The petitioners claimed they are in imminent danger of prosecution due to the enactment of ATC.

The petition noted that Carpio was previously linked in the alleged “Oust Duterte Movement,” while petitioners from UP Law conduct classes that require discussions of the history, roots, and motivations of past and present societal movements like the Communist Party of the Philippines and past rebellions, as well as other controversial issues such as the West Philippine Sea and extrajudicial killings which may be misconstrued as “advocacy” or “inciting” terrorism under the ATA.

The petitioners said the definition of terrorism under ATA is both “vague and over breadth” that would allow law enforcers to arbitrarily and selectively enforce the law.

Section 4 on the definition of terrorism, according to the petitioners, contains a qualifier that supposedly protects advocacy and protests but is actually rendered meaningless by the succeeding phrase “which are not intended to cause death or serious physical harm to a person, to endanger a person’s life, or to create a serious risk to public safety.”

The ATA, according to the petitioners would promote an “arrest now, explain later” mentality.

“The vagueness of the provisions vests law enforcers with unbridled discretion to interpret the law and result in arbitrary and discriminatory enforcement as the wording of the law could be used for any hypothetical scenario,” the petition read.

“The lack of standards in the wording of the ATA enables malicious criminal prosecution of innocent right-holders. Unsuspecting citizens would second-guess their actions, chilling them into silence,” it added.

The petitioners added that the ATA illegally allows an executive body, the Anti-Terrorism Council (ATC) to encroach on a judge’s exclusive prerogative to issue arrest warrants.

The petition also assails the overbroad discretionary powers to wiretap private communication based on mere suspicion and in violation of the right against unreasonable searches and seizures, as well as the grant of unbridled discretion to the ATC to impose security classifications on all its records.

“In its fight against terrorism, the government must not be the source of terror and impunity itself.
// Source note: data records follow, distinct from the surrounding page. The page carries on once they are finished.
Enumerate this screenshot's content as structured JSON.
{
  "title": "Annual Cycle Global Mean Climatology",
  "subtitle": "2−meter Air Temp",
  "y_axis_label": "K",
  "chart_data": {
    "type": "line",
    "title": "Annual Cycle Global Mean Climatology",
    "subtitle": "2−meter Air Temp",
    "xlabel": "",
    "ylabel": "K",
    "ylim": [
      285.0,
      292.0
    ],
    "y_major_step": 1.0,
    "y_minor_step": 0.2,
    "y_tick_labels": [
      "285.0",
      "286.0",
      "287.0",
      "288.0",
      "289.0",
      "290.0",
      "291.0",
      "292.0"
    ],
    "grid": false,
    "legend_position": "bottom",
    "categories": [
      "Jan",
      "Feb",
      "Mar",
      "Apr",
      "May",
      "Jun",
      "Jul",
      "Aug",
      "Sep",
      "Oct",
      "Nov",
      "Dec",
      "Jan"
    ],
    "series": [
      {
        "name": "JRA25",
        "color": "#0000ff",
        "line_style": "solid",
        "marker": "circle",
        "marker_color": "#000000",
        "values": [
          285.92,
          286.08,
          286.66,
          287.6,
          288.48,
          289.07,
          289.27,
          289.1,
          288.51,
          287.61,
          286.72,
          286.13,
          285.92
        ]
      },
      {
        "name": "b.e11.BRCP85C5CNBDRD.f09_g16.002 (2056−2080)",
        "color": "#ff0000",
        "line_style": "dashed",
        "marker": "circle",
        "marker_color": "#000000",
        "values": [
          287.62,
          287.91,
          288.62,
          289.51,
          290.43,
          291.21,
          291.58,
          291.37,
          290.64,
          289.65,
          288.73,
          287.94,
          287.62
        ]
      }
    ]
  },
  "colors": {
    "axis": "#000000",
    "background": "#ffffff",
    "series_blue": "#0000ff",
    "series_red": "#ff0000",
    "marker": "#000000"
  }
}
We must never let reason continue to escape us,” Morales said.

Retired Justice Carpio added: “The Constitution declares that the right of the people ‘to be secure in their persons xxx against unreasonable xxx seizures of whatever nature and for any purpose’ shall be ‘inviolable.’ To guarantee this, the Constitution erected two fortresses: the first fortress is that only a judge can issue warrants of arrests; the second fortress is that warrants of arrest must be issued only upon probable cause. What has the ATA done? The ATA has demolished both and reinstated the ASSOs [Arrest, Search and Seizure Order] of the martial law era. Section 29 of the ATA begins with the tell-tale heading Detention Without Judicial Warrant of Arrest.”
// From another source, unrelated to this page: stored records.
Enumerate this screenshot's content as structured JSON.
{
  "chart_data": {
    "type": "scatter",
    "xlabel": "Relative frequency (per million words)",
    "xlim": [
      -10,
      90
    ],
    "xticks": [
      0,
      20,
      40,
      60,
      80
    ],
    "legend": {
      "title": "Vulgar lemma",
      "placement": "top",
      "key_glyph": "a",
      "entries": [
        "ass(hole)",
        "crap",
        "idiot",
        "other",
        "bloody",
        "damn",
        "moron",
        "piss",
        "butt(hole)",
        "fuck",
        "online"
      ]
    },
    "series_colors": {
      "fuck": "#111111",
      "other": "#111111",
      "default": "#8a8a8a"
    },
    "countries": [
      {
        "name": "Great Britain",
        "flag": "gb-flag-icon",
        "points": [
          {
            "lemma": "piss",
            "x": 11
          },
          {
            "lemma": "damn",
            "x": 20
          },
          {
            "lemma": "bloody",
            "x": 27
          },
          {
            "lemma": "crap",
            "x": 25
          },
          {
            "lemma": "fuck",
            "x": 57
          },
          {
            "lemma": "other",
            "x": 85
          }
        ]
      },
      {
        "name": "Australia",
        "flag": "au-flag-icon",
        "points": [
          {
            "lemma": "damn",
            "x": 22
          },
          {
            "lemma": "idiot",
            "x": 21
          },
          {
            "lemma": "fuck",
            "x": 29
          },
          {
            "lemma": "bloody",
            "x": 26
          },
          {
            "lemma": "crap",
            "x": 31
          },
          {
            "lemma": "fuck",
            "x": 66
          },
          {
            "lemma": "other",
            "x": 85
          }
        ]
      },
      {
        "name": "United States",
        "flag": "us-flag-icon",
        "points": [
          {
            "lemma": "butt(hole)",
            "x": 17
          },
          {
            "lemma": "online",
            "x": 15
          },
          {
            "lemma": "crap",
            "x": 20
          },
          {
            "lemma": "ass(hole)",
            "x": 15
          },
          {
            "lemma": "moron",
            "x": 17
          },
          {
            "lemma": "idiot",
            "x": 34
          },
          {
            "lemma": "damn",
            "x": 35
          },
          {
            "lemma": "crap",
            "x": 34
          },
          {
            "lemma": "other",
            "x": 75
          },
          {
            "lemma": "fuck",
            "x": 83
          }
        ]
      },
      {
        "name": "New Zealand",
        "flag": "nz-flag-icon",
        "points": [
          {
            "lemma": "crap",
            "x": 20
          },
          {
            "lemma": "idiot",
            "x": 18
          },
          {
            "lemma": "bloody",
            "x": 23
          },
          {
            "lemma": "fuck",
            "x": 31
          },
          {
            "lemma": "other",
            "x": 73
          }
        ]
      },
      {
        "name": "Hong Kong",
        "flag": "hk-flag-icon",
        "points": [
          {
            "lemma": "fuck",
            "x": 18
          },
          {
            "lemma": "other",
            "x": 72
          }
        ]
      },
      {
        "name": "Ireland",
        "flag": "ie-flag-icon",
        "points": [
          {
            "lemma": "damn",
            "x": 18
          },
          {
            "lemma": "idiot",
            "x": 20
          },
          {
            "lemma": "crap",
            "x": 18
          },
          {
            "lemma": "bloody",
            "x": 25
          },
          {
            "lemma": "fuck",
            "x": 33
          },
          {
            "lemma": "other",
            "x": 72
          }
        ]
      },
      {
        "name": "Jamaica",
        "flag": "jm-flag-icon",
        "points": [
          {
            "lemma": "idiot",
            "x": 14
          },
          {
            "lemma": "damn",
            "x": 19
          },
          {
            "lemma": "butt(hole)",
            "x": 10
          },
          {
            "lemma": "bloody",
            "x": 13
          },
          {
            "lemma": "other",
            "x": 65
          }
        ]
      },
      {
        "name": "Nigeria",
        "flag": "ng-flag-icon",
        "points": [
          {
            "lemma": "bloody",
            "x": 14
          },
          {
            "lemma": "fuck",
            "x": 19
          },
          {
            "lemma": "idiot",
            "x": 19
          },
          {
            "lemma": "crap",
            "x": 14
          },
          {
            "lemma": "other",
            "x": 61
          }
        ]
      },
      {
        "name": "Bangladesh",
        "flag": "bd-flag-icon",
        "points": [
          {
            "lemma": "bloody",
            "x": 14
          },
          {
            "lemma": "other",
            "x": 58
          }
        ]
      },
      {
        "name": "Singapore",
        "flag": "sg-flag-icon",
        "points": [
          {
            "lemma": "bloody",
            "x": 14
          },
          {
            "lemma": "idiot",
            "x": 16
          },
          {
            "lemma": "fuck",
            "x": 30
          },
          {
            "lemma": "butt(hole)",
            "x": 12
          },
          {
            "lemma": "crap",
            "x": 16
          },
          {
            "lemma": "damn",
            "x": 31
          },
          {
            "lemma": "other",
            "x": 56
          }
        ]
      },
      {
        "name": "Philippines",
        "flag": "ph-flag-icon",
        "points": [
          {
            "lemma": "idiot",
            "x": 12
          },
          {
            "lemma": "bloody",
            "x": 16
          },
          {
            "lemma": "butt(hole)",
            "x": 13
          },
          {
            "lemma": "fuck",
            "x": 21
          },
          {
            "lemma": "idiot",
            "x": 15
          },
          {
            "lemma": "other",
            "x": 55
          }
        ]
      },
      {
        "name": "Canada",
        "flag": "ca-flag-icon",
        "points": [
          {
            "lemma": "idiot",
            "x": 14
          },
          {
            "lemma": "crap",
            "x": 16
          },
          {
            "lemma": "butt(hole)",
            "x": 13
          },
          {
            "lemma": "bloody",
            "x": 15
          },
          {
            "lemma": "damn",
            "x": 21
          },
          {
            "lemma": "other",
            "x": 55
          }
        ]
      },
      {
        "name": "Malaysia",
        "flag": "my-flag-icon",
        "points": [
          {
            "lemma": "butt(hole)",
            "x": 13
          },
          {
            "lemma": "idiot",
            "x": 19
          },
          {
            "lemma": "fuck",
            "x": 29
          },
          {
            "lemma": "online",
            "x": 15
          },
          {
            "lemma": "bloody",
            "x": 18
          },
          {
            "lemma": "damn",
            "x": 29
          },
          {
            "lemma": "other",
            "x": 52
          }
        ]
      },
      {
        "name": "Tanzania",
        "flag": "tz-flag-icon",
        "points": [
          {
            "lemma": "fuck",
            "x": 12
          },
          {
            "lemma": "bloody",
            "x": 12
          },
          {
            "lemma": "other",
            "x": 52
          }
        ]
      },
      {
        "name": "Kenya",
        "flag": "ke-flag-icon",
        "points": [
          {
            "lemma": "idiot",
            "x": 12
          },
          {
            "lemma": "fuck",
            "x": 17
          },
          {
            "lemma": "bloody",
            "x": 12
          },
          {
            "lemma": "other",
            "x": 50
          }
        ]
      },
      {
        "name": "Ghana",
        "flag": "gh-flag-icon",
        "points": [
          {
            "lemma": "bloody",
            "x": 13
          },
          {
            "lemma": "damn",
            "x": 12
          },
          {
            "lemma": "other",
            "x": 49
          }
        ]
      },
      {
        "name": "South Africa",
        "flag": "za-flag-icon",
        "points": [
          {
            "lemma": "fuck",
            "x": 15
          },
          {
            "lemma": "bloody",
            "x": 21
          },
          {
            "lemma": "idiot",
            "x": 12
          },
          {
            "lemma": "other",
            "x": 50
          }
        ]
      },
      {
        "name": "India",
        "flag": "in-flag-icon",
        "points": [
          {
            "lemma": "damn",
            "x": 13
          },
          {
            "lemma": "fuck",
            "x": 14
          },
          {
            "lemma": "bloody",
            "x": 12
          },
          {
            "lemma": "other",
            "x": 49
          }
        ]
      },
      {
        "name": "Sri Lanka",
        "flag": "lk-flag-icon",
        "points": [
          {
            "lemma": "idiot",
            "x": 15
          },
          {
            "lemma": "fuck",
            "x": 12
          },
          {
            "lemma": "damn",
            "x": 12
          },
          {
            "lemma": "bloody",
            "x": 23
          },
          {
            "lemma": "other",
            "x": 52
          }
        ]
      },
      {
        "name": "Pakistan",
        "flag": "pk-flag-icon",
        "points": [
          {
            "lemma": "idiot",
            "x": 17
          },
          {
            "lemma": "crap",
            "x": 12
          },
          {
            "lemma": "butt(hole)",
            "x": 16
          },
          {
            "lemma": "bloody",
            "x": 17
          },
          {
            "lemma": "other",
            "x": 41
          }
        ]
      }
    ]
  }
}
Carpio and Morales are joined by Constitutional Law professors from the University of the Philippines, College of Law: Associate Dean and Institute for Maritime Affairs and Law of the Sea Director Jay L. Batongbacal, Institute for the Administration of Justice Director Dante B. Gatmaytan, former Supreme Court Public Information Office chief Theodore Te, and Senior Professorial Lecturers Victoria V. Loanzon and Anthony Charlemagne C. Yu in the petition.

Other co-petitioners include former Magdalo Party-list Representative and Security Analyst Francisco Ashley L. Acedillo and incumbent UP Student Council councilor Tierone James M. Santos.

They were represented by UP Professors Luisito Liban, John Molo and Gwen de Vera and assisted by lawyer Darwin Angeles.

Liban is a former senior partner of Sycip Salazar Hernandez and Gatmaitan, who previously argued the constitutional challenge against the Reproductive Health Law.

De Vera, for his part, has appeared in several Supreme Court cases and is a former Dean of the Manuel L. Quezon School of Law. Molo has argued several landmark cases before the Supreme Court, including Belgica v. Ochoa which declared the pork barrel unconstitutional.